The most unfortunate thing about Indie Game: The Movie is its name


dropouthangoutspaceout:

So I had the chance to go and see Indie Game: The Movie last night.

It is a fine documentary, or at least, a documentary of the heavily narrativsed sort, which eschews activism and realism in lieu of style, story and drama. It is a powerful film, with beautiful camera work, excellent editing, interesting interviews and at least 5 or 6 moments where the subjects of the film appear to be pouring out their hearts, their sadness, their uncertainty, their hopes. It is beautiful as a result.

But as soon as the film ended, I was quickly reminded that there isanother component of the film that needs attention: its context. A friend of mine, Jaime Woo, was at the screening and voiced his displeasure rather quickly. Here is a short collection of two of his tweets:

It’s always weird when a documentary interviews less than a dozen (and essentially three) people and tries to represent a whole sub-culture.

This film is fan-service. If you’re a game dev, it’ll feel like an aspirational vote of confidence, but it’s an on-the-surface work of film.

It is a film purportedly about a community and practice, but as all documentaries are doomed to do, fails in the attempt. This is because the filmmakers come from a very different community and practice: documentary film. As they made very clear in the interview afterwards, they were interested in the stories of the developers, rather than the practice of creating videogames. They felt that these were stories that hadn’t been told before in the medium, and so they went out and created this film to fill the void.

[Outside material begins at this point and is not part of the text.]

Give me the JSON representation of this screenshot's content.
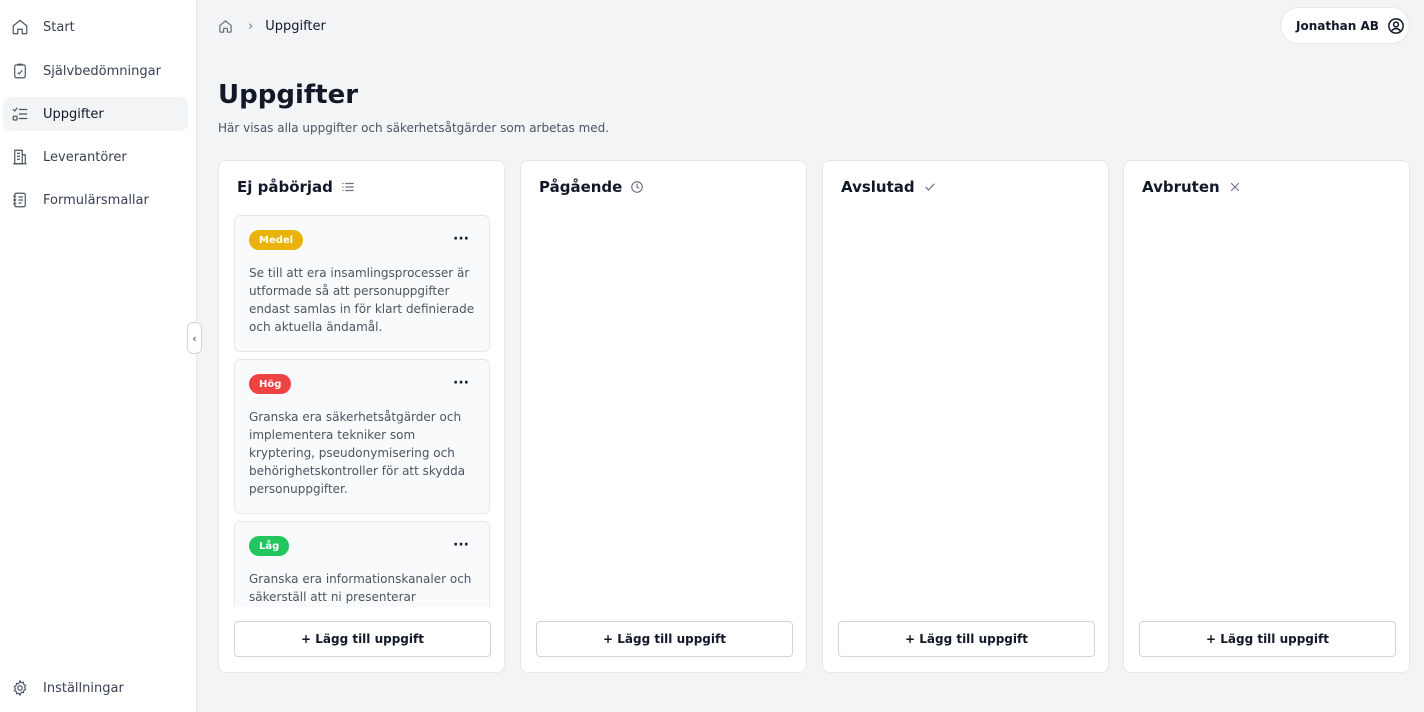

It is not an activist film. It wasn’t created to do justice to the community or the form. It was created to tell an engaging story. I have a feeling that if the directors had seen a powerful story about chicken farmers, they would have made that instead. It, likewise, would have come up short in communicating in real truth about what chicken farming is about.

And that is why the most unfortunate thing about Indie Game: The Movie is the title. The title hints about the subject matter, when in reality its focus is on two of the most successful projects in the last few years, whose success is the exception, not the rule. Sadly, “The Story of the Development of Super Meat Boy and Fez: The Movie” doesn’t roll of the tongue.

It is my philosophical inclination to posit that all interactions between objects bound to see only illusions of the other, and that no interaction or relation can do justice to its subject matter. Objects are withdrawn from us, and from all other things, and we can’t ever hope to touch them. I’m going to write a 300 page dissertation on an object, and I hope it is good and people like it, but in the end I know that it will be adistortion, a fiction that can’t ever hold transcendental knowledge of its object. It will fall short. 

Indie Game: The Movie, falls short and fails if it was about making indie videogames. It can’t speak for the practice of creating videogames, and it never was going to be able to. I think good documentary film making should foreground this shortfall (often this is achieved by pulling back the veil of the production of the film, stressing the subjective nature of the story, etc), but its not the stylistic inclination of every documentarian. It never will be.

Instead I look at the film itself as an example of the medium: as a film it succeeds, as a representation, it fails.